Evaluators

An evaluator is a LLM agent that evaluates a Target on a test. Evaluators utilize foundation models directly on Amazon Bedrock. They do not make use of the Agents for Amazon Bedrock functionality.

Evaluation workflow

The diagram below depicts the workflow that is conducted during evaluation.

graph TD
  classDef nodeText font-size:10pt;
  A((Start)) --> B{Initial<br>prompt?}
  B -->|yes| C(Invoke agent)
  B -->|no| D(Generate initial prompt)
  D --> C
  C --> E(Get test status)
  E --> F{All steps<br>attempted?}  
  F --> |yes| G(Evaluate conversation)
  F --> |no| H{Max turns<br>reached?}
  H --> |yes| I(Fail)
  H --> |no| J(Generate user response)
  J --> C
  G --> K{All expected<br>results<br>observed?}
  K --> |yes| L(Pass)
  K --> |no| I(Fail)
  I --> M((End))
  L --> M
  class A,B,C,D,E,F,G,H,I,J,K,L,M nodeText;
  style I stroke:#f00
  style L stroke:#0f0

Evaluator costs

By default, evaluators will utilize the InvokeModel API with On-Demand mode, which will incur AWS charges based on input tokens processed and output tokens generated.
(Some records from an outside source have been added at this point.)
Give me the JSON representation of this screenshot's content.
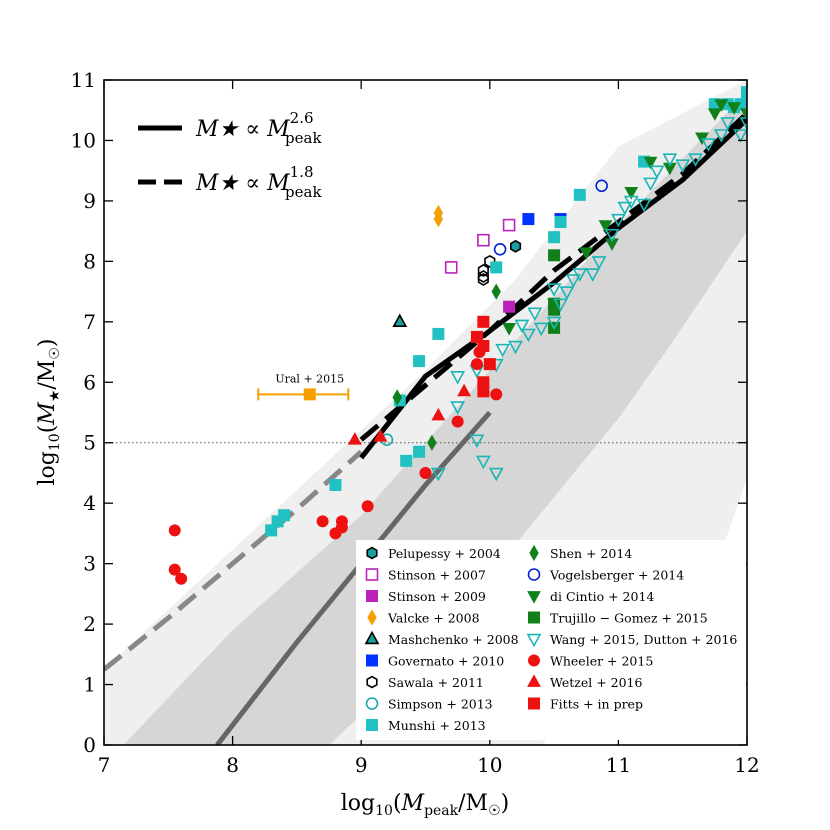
{
  "chart_data": {
    "type": "scatter",
    "xlabel": "log10(Mpeak/M☉)",
    "ylabel": "log10(M★/M☉)",
    "xlim": [
      7,
      12
    ],
    "ylim": [
      0,
      11
    ],
    "xticks": [
      "7",
      "8",
      "9",
      "10",
      "11",
      "12"
    ],
    "yticks": [
      "0",
      "1",
      "2",
      "3",
      "4",
      "5",
      "6",
      "7",
      "8",
      "9",
      "10",
      "11"
    ],
    "reference_line_y": 5,
    "bands": {
      "outer": [
        [
          7.0,
          0.0
        ],
        [
          7.0,
          1.25
        ],
        [
          9.5,
          6.2
        ],
        [
          10.2,
          7.7
        ],
        [
          11.0,
          9.9
        ],
        [
          12.0,
          11.0
        ],
        [
          12.0,
          4.4
        ],
        [
          11.6,
          2.0
        ],
        [
          11.0,
          1.25
        ],
        [
          10.4,
          0.0
        ]
      ],
      "inner": [
        [
          7.15,
          0.0
        ],
        [
          8.0,
          1.9
        ],
        [
          9.0,
          3.8
        ],
        [
          10.0,
          6.2
        ],
        [
          11.0,
          8.6
        ],
        [
          12.0,
          10.8
        ],
        [
          12.0,
          8.5
        ],
        [
          11.4,
          6.6
        ],
        [
          11.0,
          5.4
        ],
        [
          10.0,
          2.8
        ],
        [
          9.0,
          0.5
        ],
        [
          8.75,
          0.0
        ]
      ]
    },
    "lines": [
      {
        "name": "M★ ∝ Mpeak^2.6",
        "style": "solid",
        "points": [
          [
            9.0,
            4.75
          ],
          [
            9.5,
            6.1
          ],
          [
            10.0,
            6.85
          ],
          [
            10.5,
            7.65
          ],
          [
            11.0,
            8.55
          ],
          [
            11.5,
            9.35
          ],
          [
            12.0,
            10.35
          ]
        ]
      },
      {
        "name": "M★ ∝ Mpeak^1.8",
        "style": "dashed",
        "points": [
          [
            9.0,
            5.05
          ],
          [
            9.5,
            5.95
          ],
          [
            10.0,
            6.85
          ],
          [
            10.5,
            7.85
          ],
          [
            11.0,
            8.65
          ],
          [
            11.5,
            9.45
          ],
          [
            12.0,
            10.45
          ]
        ]
      }
    ],
    "extrapolated_lines": [
      {
        "of": "M★ ∝ Mpeak^2.6",
        "style": "solid",
        "color": "#666666",
        "points": [
          [
            7.88,
            0.0
          ],
          [
            8.5,
            1.7
          ],
          [
            9.0,
            3.0
          ],
          [
            9.5,
            4.3
          ],
          [
            10.0,
            5.5
          ]
        ]
      },
      {
        "of": "M★ ∝ Mpeak^1.8",
        "style": "dashed",
        "color": "#888888",
        "points": [
          [
            7.0,
            1.25
          ],
          [
            7.5,
            2.1
          ],
          [
            8.0,
            3.0
          ],
          [
            8.5,
            3.9
          ],
          [
            9.0,
            4.85
          ]
        ]
      }
    ],
    "line_legend": [
      {
        "style": "solid",
        "text": "M★ ∝ M",
        "sub": "peak",
        "sup": "2.6"
      },
      {
        "style": "dashed",
        "text": "M★ ∝ M",
        "sub": "peak",
        "sup": "1.8"
      }
    ],
    "annotation": {
      "text": "Ural + 2015",
      "x": 8.6,
      "y": 5.8,
      "xerr_low": 8.2,
      "xerr_high": 8.9,
      "color": "#f5a000"
    },
    "series": [
      {
        "name": "Pelupessy + 2004",
        "marker": "hexagon",
        "fill": "#1a9e9e",
        "stroke": "#000000",
        "points": [
          [
            10.2,
            8.25
          ]
        ]
      },
      {
        "name": "Stinson + 2007",
        "marker": "square-open",
        "fill": "none",
        "stroke": "#bb22bb",
        "points": [
          [
            9.7,
            7.9
          ],
          [
            9.95,
            8.35
          ],
          [
            10.15,
            8.6
          ]
        ]
      },
      {
        "name": "Stinson + 2009",
        "marker": "square",
        "fill": "#bb22bb",
        "stroke": "#bb22bb",
        "points": [
          [
            10.15,
            7.25
          ]
        ]
      },
      {
        "name": "Valcke + 2008",
        "marker": "diamond",
        "fill": "#f5a000",
        "stroke": "#f5a000",
        "points": [
          [
            9.6,
            8.8
          ],
          [
            9.6,
            8.7
          ]
        ]
      },
      {
        "name": "Mashchenko + 2008",
        "marker": "triangle-up",
        "fill": "#1a9e9e",
        "stroke": "#000000",
        "points": [
          [
            9.3,
            7.0
          ]
        ]
      },
      {
        "name": "Governato + 2010",
        "marker": "square",
        "fill": "#0033ff",
        "stroke": "#0033ff",
        "points": [
          [
            10.3,
            8.7
          ],
          [
            10.55,
            8.7
          ]
        ]
      },
      {
        "name": "Sawala + 2011",
        "marker": "hexagon-open",
        "fill": "none",
        "stroke": "#000000",
        "points": [
          [
            9.95,
            7.7
          ],
          [
            9.95,
            7.85
          ],
          [
            10.0,
            8.0
          ],
          [
            9.95,
            7.75
          ]
        ]
      },
      {
        "name": "Simpson + 2013",
        "marker": "circle-open",
        "fill": "none",
        "stroke": "#1aaaaa",
        "points": [
          [
            9.2,
            5.05
          ]
        ]
      },
      {
        "name": "Munshi + 2013",
        "marker": "square",
        "fill": "#22c1c1",
        "stroke": "#22c1c1",
        "points": [
          [
            8.3,
            3.55
          ],
          [
            8.35,
            3.7
          ],
          [
            8.4,
            3.8
          ],
          [
            8.8,
            4.3
          ],
          [
            9.35,
            4.7
          ],
          [
            9.45,
            4.85
          ],
          [
            9.3,
            5.7
          ],
          [
            9.45,
            6.35
          ],
          [
            9.6,
            6.8
          ],
          [
            10.05,
            7.9
          ],
          [
            10.5,
            8.4
          ],
          [
            10.55,
            8.65
          ],
          [
            10.7,
            9.1
          ],
          [
            11.2,
            9.65
          ],
          [
            11.75,
            10.6
          ],
          [
            11.85,
            10.6
          ],
          [
            11.9,
            10.55
          ],
          [
            11.95,
            10.6
          ],
          [
            12.0,
            10.8
          ]
        ]
      },
      {
        "name": "Shen + 2014",
        "marker": "diamond",
        "fill": "#11801a",
        "stroke": "#11801a",
        "points": [
          [
            9.28,
            5.75
          ],
          [
            9.55,
            5.0
          ],
          [
            10.05,
            7.5
          ]
        ]
      },
      {
        "name": "Vogelsberger + 2014",
        "marker": "circle-open",
        "fill": "none",
        "stroke": "#0022dd",
        "points": [
          [
            10.08,
            8.2
          ],
          [
            10.87,
            9.25
          ]
        ]
      },
      {
        "name": "di Cintio + 2014",
        "marker": "triangle-down",
        "fill": "#11801a",
        "stroke": "#11801a",
        "points": [
          [
            10.15,
            6.9
          ],
          [
            10.5,
            7.3
          ],
          [
            10.75,
            8.15
          ],
          [
            10.9,
            8.6
          ],
          [
            10.95,
            8.3
          ],
          [
            11.1,
            9.15
          ],
          [
            11.25,
            9.65
          ],
          [
            11.4,
            9.55
          ],
          [
            11.65,
            10.05
          ],
          [
            11.75,
            10.45
          ],
          [
            11.8,
            10.6
          ],
          [
            11.9,
            10.55
          ],
          [
            12.0,
            10.45
          ]
        ]
      },
      {
        "name": "Trujillo − Gomez + 2015",
        "marker": "square",
        "fill": "#11801a",
        "stroke": "#11801a",
        "points": [
          [
            10.5,
            8.1
          ],
          [
            10.5,
            7.2
          ],
          [
            10.5,
            7.3
          ],
          [
            10.5,
            6.9
          ]
        ]
      },
      {
        "name": "Wang + 2015, Dutton + 2016",
        "marker": "triangle-down-open",
        "fill": "none",
        "stroke": "#1ab5b5",
        "points": [
          [
            9.6,
            4.5
          ],
          [
            9.75,
            5.6
          ],
          [
            9.9,
            5.05
          ],
          [
            9.95,
            4.7
          ],
          [
            10.05,
            4.5
          ],
          [
            9.75,
            6.1
          ],
          [
            9.9,
            6.2
          ],
          [
            10.05,
            6.3
          ],
          [
            10.1,
            6.55
          ],
          [
            10.2,
            6.6
          ],
          [
            10.3,
            6.8
          ],
          [
            10.4,
            6.9
          ],
          [
            10.5,
            7.0
          ],
          [
            10.55,
            7.3
          ],
          [
            10.6,
            7.5
          ],
          [
            10.65,
            7.7
          ],
          [
            10.7,
            7.8
          ],
          [
            10.8,
            7.8
          ],
          [
            10.85,
            8.0
          ],
          [
            10.95,
            8.45
          ],
          [
            11.0,
            8.7
          ],
          [
            11.05,
            8.9
          ],
          [
            11.1,
            9.0
          ],
          [
            11.2,
            8.95
          ],
          [
            11.25,
            9.3
          ],
          [
            11.3,
            9.5
          ],
          [
            11.4,
            9.7
          ],
          [
            11.5,
            9.6
          ],
          [
            11.6,
            9.7
          ],
          [
            11.7,
            9.95
          ],
          [
            11.8,
            10.1
          ],
          [
            11.85,
            10.3
          ],
          [
            11.95,
            10.1
          ],
          [
            12.0,
            10.3
          ],
          [
            10.25,
            6.95
          ],
          [
            10.35,
            7.15
          ],
          [
            10.5,
            7.55
          ]
        ]
      },
      {
        "name": "Wheeler + 2015",
        "marker": "circle",
        "fill": "#ee1111",
        "stroke": "#ee1111",
        "points": [
          [
            7.55,
            3.55
          ],
          [
            7.55,
            2.9
          ],
          [
            7.6,
            2.75
          ],
          [
            8.7,
            3.7
          ],
          [
            8.8,
            3.5
          ],
          [
            8.85,
            3.7
          ],
          [
            8.85,
            3.6
          ],
          [
            9.05,
            3.95
          ],
          [
            9.5,
            4.5
          ],
          [
            9.75,
            5.35
          ],
          [
            9.9,
            6.3
          ],
          [
            9.92,
            6.5
          ],
          [
            10.05,
            5.8
          ]
        ]
      },
      {
        "name": "Wetzel + 2016",
        "marker": "triangle-up",
        "fill": "#ee1111",
        "stroke": "#ee1111",
        "points": [
          [
            8.95,
            5.05
          ],
          [
            9.15,
            5.1
          ],
          [
            9.6,
            5.45
          ],
          [
            9.8,
            5.85
          ]
        ]
      },
      {
        "name": "Fitts + in prep",
        "marker": "square",
        "fill": "#ee1111",
        "stroke": "#ee1111",
        "points": [
          [
            9.9,
            6.75
          ],
          [
            9.95,
            7.0
          ],
          [
            9.95,
            6.6
          ],
          [
            10.0,
            6.3
          ],
          [
            9.95,
            6.0
          ],
          [
            9.95,
            5.85
          ]
        ]
      }
    ]
  }
}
You can find the latest pricing details for Amazon Bedrock here.

The cost of running an evaluator for a single test is influenced by the following:

The number and length of the steps.
The number and length of expected results.
The length of the target agent's responses.

You can view the total number of input tokens processed and output tokens generated by the evaluator using --verbose flag when you perform a run (agenteval run --verbose).

Note

If you have purchased Provisioned Throughput model units for the model used to run evaluation, you can specify this resource using the provisioned_throughput_arn configuration.

Example

Let's use this Amazon Bedrock agent as a target we want to test.

For the following test case:

agenteval.yml

tests:
  retrieve_missing_documents:
    steps:
    - Ask agent for a list of missing documents for claim-006.
    expected_results:
    - The agent returns a list of missing documents.

We find that on average, the evaluator processes ~583 input tokens and generates ~290 output tokens.

Prerequisites

The principal must have InvokeModel to the model specified in the configuration.

Configurations

Info

This project uses Boto3's credential resolution chain to determine the AWS credentials to use. Please refer to the Boto3 documentation for more details.

agenteval.yml

evaluator:
  model: claude-3
  provisioned_throughput_arn: my-throughput-arn
  aws_profile: my-profile
  aws_region: us-west-2
  endpoint_url: my-endpoint-url
  max_retry: 10

model (string)

Name of the model used to run evaluation. This must be one of:

claude-3 (Claude 3 Sonnet)
claude-3_5 (Claude 3.5 Sonnet)
claude-3_7-us (Claude 3.7 Sonnet)
claude-haiku-3_5-us (Claude 3.5 Haiku)
llama-3_3-us (Llama 3.3 70B)

The models suffixed with `-us` are using default USA cross region inference profile. Bedrock cross region documentation link.

custom-config (dict; optional)

A valid combination with keys model_id and request_body specifying which foundation model with what configuration to invoke Bedrock. See Bedrock documentation or the default configurations in src/agenteval/evaluators/model_config/preconfigured_model_configs.py. Currently, only Meta and Anthropic models are supported.

provisioned_throughput_arn (string; optional)

The Amazon Resource Name (ARN) of the Provisioned Throughput.

aws_profile (string; optional)

A profile name that is used to create a Boto3 session.

aws_region (string; optional)

The AWS region that is used to create a Boto3 session.

endpoint_url (string; optional)

The endpoint URL for the AWS service which is used to construct the Boto3 client.

max_retry (integer; optional)

Configures the Boto3 client with the maximum number of retry attempts allowed. The default is 10.